The same fears were repeated by Minister of Regional Development Issawi Frej of the Meretz party, who spoke several times about the fear of the collapse of the authority.
not a substitute
Member of the Executive Committee of the Palestine Liberation Organization, Wasel Abu Yousef, denies that the economic track is an alternative to the political track of the Palestinian leadership.
He added in his speech to Al Jazeera Net: “Talking about an economic path cannot be a substitute for the political path.”
He added that former US President Donald Trump tried to promote an economic solution, talked about billions, and held a conference for this purpose in Bahrain, but failed, as he put it.
A member of the Central Committee of the Liberation Organization denied that the economic path is an alternative to the political path of the Palestinian leadership
He said: “What is required is to open a political horizon to end the occupation and settler colonialism, and to stop the various forms of crimes against the Palestinian people.”
Abu Yousef considered promoting solutions such as easing the conflict, as the occupation Prime Minister Naftali Bennett wants, or managing the conflict, as the US administration wants, “it cannot rise to the level of what is required in order to end the occupation.”
“The successive visits and talk of an economic solution are a waste of time and cannot lead to stability in the region,” he said.
No horizon, no options
Faced with this reality, Bilal Al-Shobaki, a professor of political science at Hebron University, says that the United States has – since the failure of the Camp David talks in 2000 – to a vision that adopts only two tracks: security and economic.
While the security option depends on “creating a functional body for the authority that integrates with the Israeli vision of security aspects in the West Bank and Gaza Strip,” the economic track “means creating economic patterns that are incompatible with any liberation project in the region.”
He referred to Israel’s demand for some countries in the region to assign the authority financially, at a time when the Israeli government announced that it could not communicate with the Palestinian Authority except in a security or economic context.
Al-Shobaki does not see any value for the United States to talk about its commitment to the two-state solution and East Jerusalem as the capital of the Palestinian state, due to the continued settlement and bringing the most extremist settlers to the West Bank, so that the next conflict will be between settlers and Palestinians.
The Palestinian academic says that “there is nothing to compel the United States to implement its obligations towards the Palestinians.”
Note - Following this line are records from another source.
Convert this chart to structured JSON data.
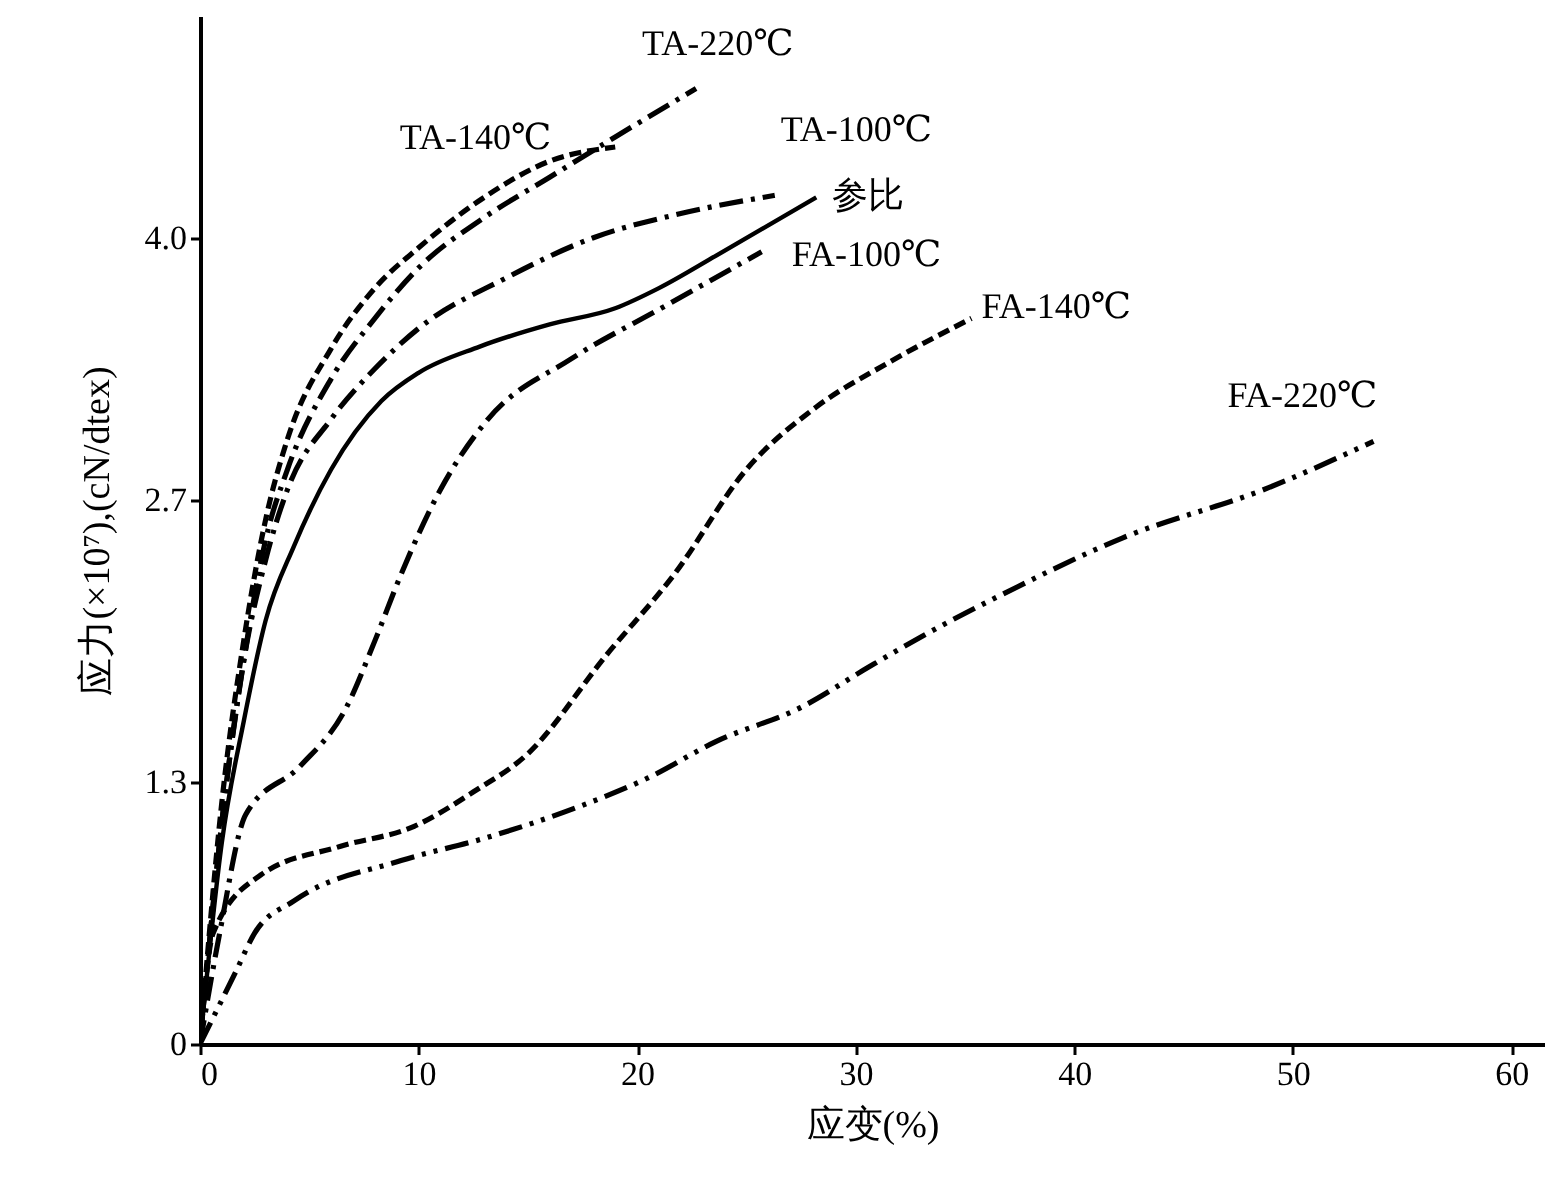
{
  "chart_data": {
    "type": "line",
    "xlabel": "应变(%)",
    "ylabel": "应力(×10⁷),(cN/dtex)",
    "xlim": [
      0,
      61.5
    ],
    "xticks": [
      0,
      10,
      20,
      30,
      40,
      50,
      60
    ],
    "ylim": [
      0,
      5.1
    ],
    "yticks": [
      0,
      1.3,
      2.7,
      {
        "value": 4,
        "label": "4.0"
      }
    ],
    "grid": false,
    "marker": "none",
    "series": [
      {
        "name": "TA-140℃",
        "color": "#000000",
        "line_style": "dashed",
        "x": [
          0,
          1,
          2,
          3,
          4,
          6,
          8,
          10,
          13,
          16,
          19
        ],
        "values": [
          0,
          1.2,
          2.0,
          2.6,
          3.0,
          3.45,
          3.75,
          3.95,
          4.2,
          4.38,
          4.45
        ]
      },
      {
        "name": "TA-220℃",
        "color": "#000000",
        "line_style": "dashdot",
        "x": [
          0,
          1,
          2,
          3,
          4,
          6,
          8,
          10,
          13,
          16,
          19,
          22.7
        ],
        "values": [
          0,
          1.1,
          1.9,
          2.5,
          2.85,
          3.3,
          3.6,
          3.85,
          4.1,
          4.3,
          4.5,
          4.74
        ]
      },
      {
        "name": "TA-100℃",
        "color": "#000000",
        "line_style": "dashdot",
        "x": [
          0,
          1,
          2,
          3,
          4,
          6,
          8,
          10,
          14,
          18,
          22,
          26.3
        ],
        "values": [
          0,
          1.1,
          1.9,
          2.4,
          2.75,
          3.1,
          3.35,
          3.55,
          3.8,
          4.0,
          4.12,
          4.21
        ]
      },
      {
        "name": "参比",
        "color": "#000000",
        "line_style": "solid",
        "x": [
          0,
          1,
          2,
          3,
          4.3,
          6,
          8.3,
          10,
          12.8,
          16,
          19,
          21,
          23.6,
          28.2
        ],
        "values": [
          0,
          1.0,
          1.6,
          2.1,
          2.47,
          2.85,
          3.19,
          3.33,
          3.46,
          3.57,
          3.65,
          3.75,
          3.91,
          4.2
        ]
      },
      {
        "name": "FA-100℃",
        "color": "#000000",
        "line_style": "dashdot",
        "x": [
          0,
          0.9,
          2.1,
          4.6,
          6.7,
          8,
          9.2,
          11,
          13.1,
          17,
          21.1,
          25.7
        ],
        "values": [
          0,
          0.55,
          1.14,
          1.38,
          1.67,
          2.0,
          2.33,
          2.75,
          3.09,
          3.4,
          3.65,
          3.93
        ]
      },
      {
        "name": "FA-140℃",
        "color": "#000000",
        "line_style": "dashed",
        "x": [
          0,
          0.6,
          2.8,
          6.4,
          9.8,
          12.5,
          15,
          18.6,
          21.7,
          25,
          28.2,
          31.5,
          35.3
        ],
        "values": [
          0,
          0.55,
          0.84,
          0.98,
          1.08,
          1.25,
          1.44,
          1.93,
          2.33,
          2.85,
          3.16,
          3.38,
          3.6
        ]
      },
      {
        "name": "FA-220℃",
        "color": "#000000",
        "line_style": "dashdotdot",
        "x": [
          0,
          1.6,
          2.5,
          4.3,
          9.2,
          13,
          17.4,
          20.5,
          23.6,
          27.5,
          30.6,
          33.5,
          36.7,
          42.2,
          48.9,
          53.7
        ],
        "values": [
          0,
          0.35,
          0.55,
          0.71,
          0.91,
          1.02,
          1.18,
          1.32,
          1.5,
          1.67,
          1.87,
          2.05,
          2.23,
          2.51,
          2.76,
          2.99
        ]
      }
    ]
  }
}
Al-Shobaki blames the Palestinian leadership for its lack of any options, and says, “The current Palestinian leadership of the PLO and the Authority does not adopt any alternative path to the current path.”
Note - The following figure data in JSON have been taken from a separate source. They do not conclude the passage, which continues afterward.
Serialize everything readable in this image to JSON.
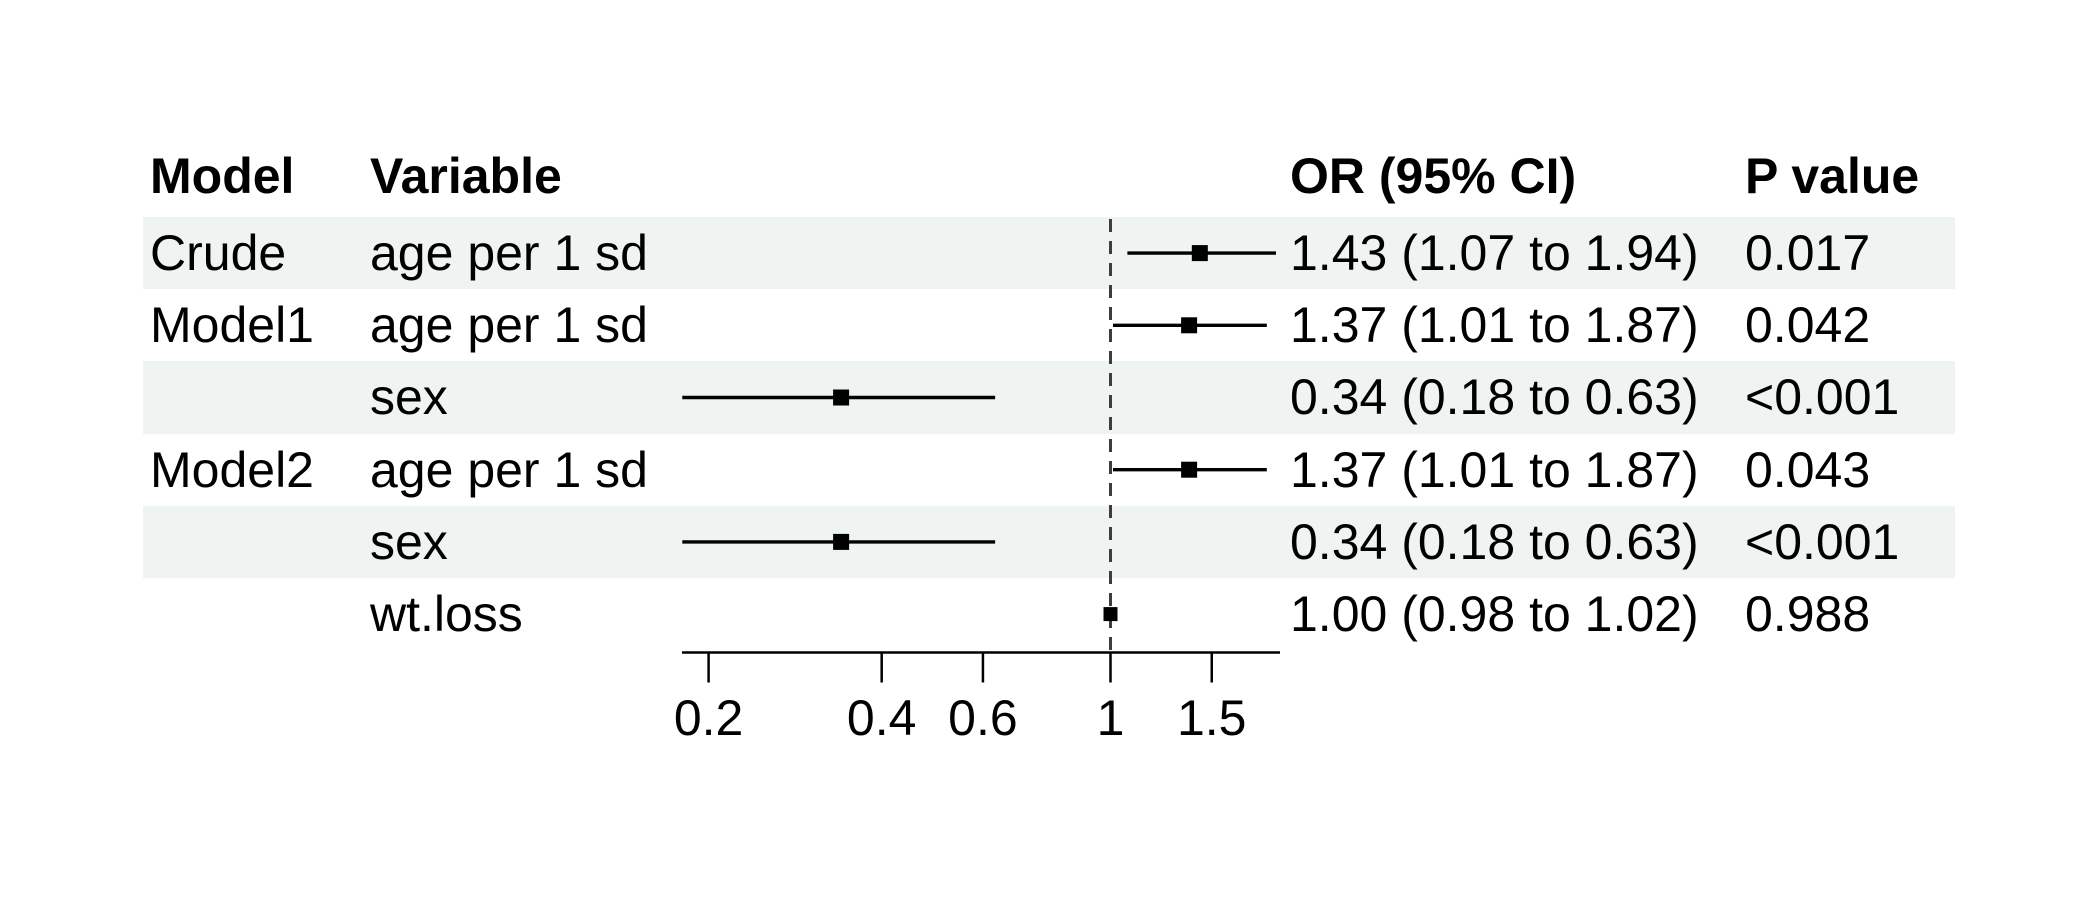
{
  "chart_data": {
    "type": "forest",
    "title": "",
    "columns": [
      "Model",
      "Variable",
      "OR (95% CI)",
      "P value"
    ],
    "axis": {
      "scale": "log10",
      "ticks": [
        0.2,
        0.4,
        0.6,
        1,
        1.5
      ],
      "tick_labels": [
        "0.2",
        "0.4",
        "0.6",
        "1",
        "1.5"
      ],
      "range": [
        0.179,
        1.97
      ],
      "refline": 1,
      "grid": false
    },
    "rows": [
      {
        "model": "Crude",
        "variable": "age per 1 sd",
        "or": 1.43,
        "ci_low": 1.07,
        "ci_high": 1.94,
        "or_ci_label": "1.43 (1.07 to 1.94)",
        "p_label": "0.017",
        "shaded": true,
        "box_size": 16
      },
      {
        "model": "Model1",
        "variable": "age per 1 sd",
        "or": 1.37,
        "ci_low": 1.01,
        "ci_high": 1.87,
        "or_ci_label": "1.37 (1.01 to 1.87)",
        "p_label": "0.042",
        "shaded": false,
        "box_size": 16
      },
      {
        "model": "",
        "variable": "sex",
        "or": 0.34,
        "ci_low": 0.18,
        "ci_high": 0.63,
        "or_ci_label": "0.34 (0.18 to 0.63)",
        "p_label": "<0.001",
        "shaded": true,
        "box_size": 16
      },
      {
        "model": "Model2",
        "variable": "age per 1 sd",
        "or": 1.37,
        "ci_low": 1.01,
        "ci_high": 1.87,
        "or_ci_label": "1.37 (1.01 to 1.87)",
        "p_label": "0.043",
        "shaded": false,
        "box_size": 16
      },
      {
        "model": "",
        "variable": "sex",
        "or": 0.34,
        "ci_low": 0.18,
        "ci_high": 0.63,
        "or_ci_label": "0.34 (0.18 to 0.63)",
        "p_label": "<0.001",
        "shaded": true,
        "box_size": 16
      },
      {
        "model": "",
        "variable": "wt.loss",
        "or": 1.0,
        "ci_low": 0.98,
        "ci_high": 1.02,
        "or_ci_label": "1.00 (0.98 to 1.02)",
        "p_label": "0.988",
        "shaded": false,
        "box_size": 14
      }
    ],
    "colors": {
      "background": "#ffffff",
      "stripe": "#eff3f2",
      "text": "#000000",
      "marker": "#000000",
      "ci_line": "#000000",
      "axis": "#000000",
      "refline": "#3d3d3d"
    },
    "legend": null,
    "xlabel": "",
    "ylabel": ""
  }
}
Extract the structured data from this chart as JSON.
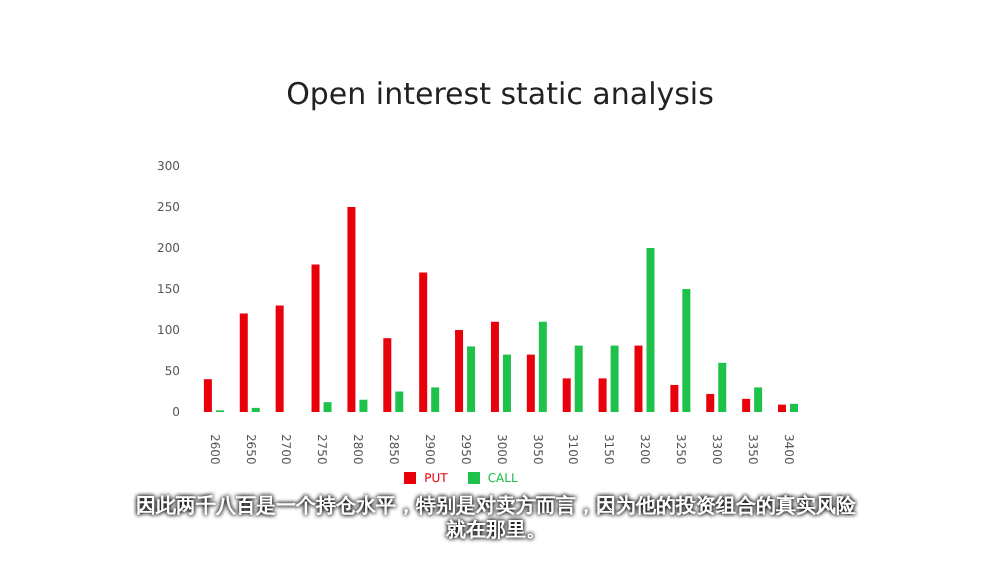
{
  "chart_data": {
    "type": "bar",
    "title": "Open interest static analysis",
    "categories": [
      "2600",
      "2650",
      "2700",
      "2750",
      "2800",
      "2850",
      "2900",
      "2950",
      "3000",
      "3050",
      "3100",
      "3150",
      "3200",
      "3250",
      "3300",
      "3350",
      "3400"
    ],
    "series": [
      {
        "name": "PUT",
        "color": "#e8000b",
        "values": [
          40,
          120,
          130,
          180,
          250,
          90,
          170,
          100,
          110,
          70,
          41,
          41,
          81,
          33,
          22,
          16,
          9
        ]
      },
      {
        "name": "CALL",
        "color": "#1ec24b",
        "values": [
          2,
          5,
          0,
          12,
          15,
          25,
          30,
          80,
          70,
          110,
          81,
          81,
          200,
          150,
          60,
          30,
          10
        ]
      }
    ],
    "ylim": [
      0,
      300
    ],
    "yticks": [
      0,
      50,
      100,
      150,
      200,
      250,
      300
    ],
    "grid": false,
    "legend": "bottom",
    "annotations": [
      "因此两千八百是一个持仓水平，特别是对卖方而言，因为他的投资组合的真实风险就在那里。"
    ]
  }
}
He said that the threat to sever the relationship with Israel or the meeting of the Central Council of the Liberation Organization late next month is “repetitive and useless, and there will be nothing new about it, and it cannot constitute a tool of pressure, unless it is preceded by a Palestinian consensus proposal.” Al-Shobaki called for “presenting a unified Palestinian vision for the world to realize that we have options.”
trying to occupy
For his part, political analyst Noman Amr believes that the US moves in the region do not go beyond the economic dimension, while trying to keep the situation as it is and not to exert real pressure on the occupation to stop its violations, including settlements.
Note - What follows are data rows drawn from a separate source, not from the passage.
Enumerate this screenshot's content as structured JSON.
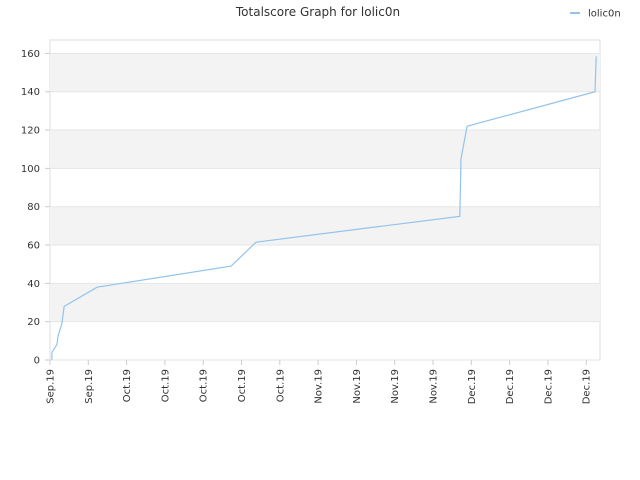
{
  "chart_data": {
    "type": "line",
    "title": "Totalscore Graph for lolic0n",
    "x": [
      0.05,
      0.05,
      0.18,
      0.21,
      0.31,
      0.37,
      1.23,
      4.73,
      5.38,
      10.7,
      10.73,
      10.89,
      14.23,
      14.26
    ],
    "series": [
      {
        "name": "lolic0n",
        "color": "#92c3ee",
        "values": [
          0,
          4,
          8,
          12.5,
          19,
          28,
          38,
          49,
          61.5,
          75,
          105,
          122,
          140,
          158.5
        ]
      }
    ],
    "xlim": [
      0,
      14.36
    ],
    "xticks": [
      {
        "value": 0,
        "label": "Sep.19"
      },
      {
        "value": 1,
        "label": "Sep.19"
      },
      {
        "value": 2,
        "label": "Oct.19"
      },
      {
        "value": 3,
        "label": "Oct.19"
      },
      {
        "value": 4,
        "label": "Oct.19"
      },
      {
        "value": 5,
        "label": "Oct.19"
      },
      {
        "value": 6,
        "label": "Oct.19"
      },
      {
        "value": 7,
        "label": "Nov.19"
      },
      {
        "value": 8,
        "label": "Nov.19"
      },
      {
        "value": 9,
        "label": "Nov.19"
      },
      {
        "value": 10,
        "label": "Nov.19"
      },
      {
        "value": 11,
        "label": "Dec.19"
      },
      {
        "value": 12,
        "label": "Dec.19"
      },
      {
        "value": 13,
        "label": "Dec.19"
      },
      {
        "value": 14,
        "label": "Dec.19"
      }
    ],
    "ylim": [
      0,
      167
    ],
    "yticks": [
      0,
      20,
      40,
      60,
      80,
      100,
      120,
      140,
      160
    ],
    "grid": true,
    "legend": "top-right"
  }
}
He added that the political dimension will not go beyond the current situation, given that “the current Israeli government is fragile and right-wing extremists unable to pass any law related to any political agreement whatsoever.”
Accordingly, Amr says: “They are distracting the Palestinians with economic support from the political demands that have to do with stopping settlements and the announced constants.”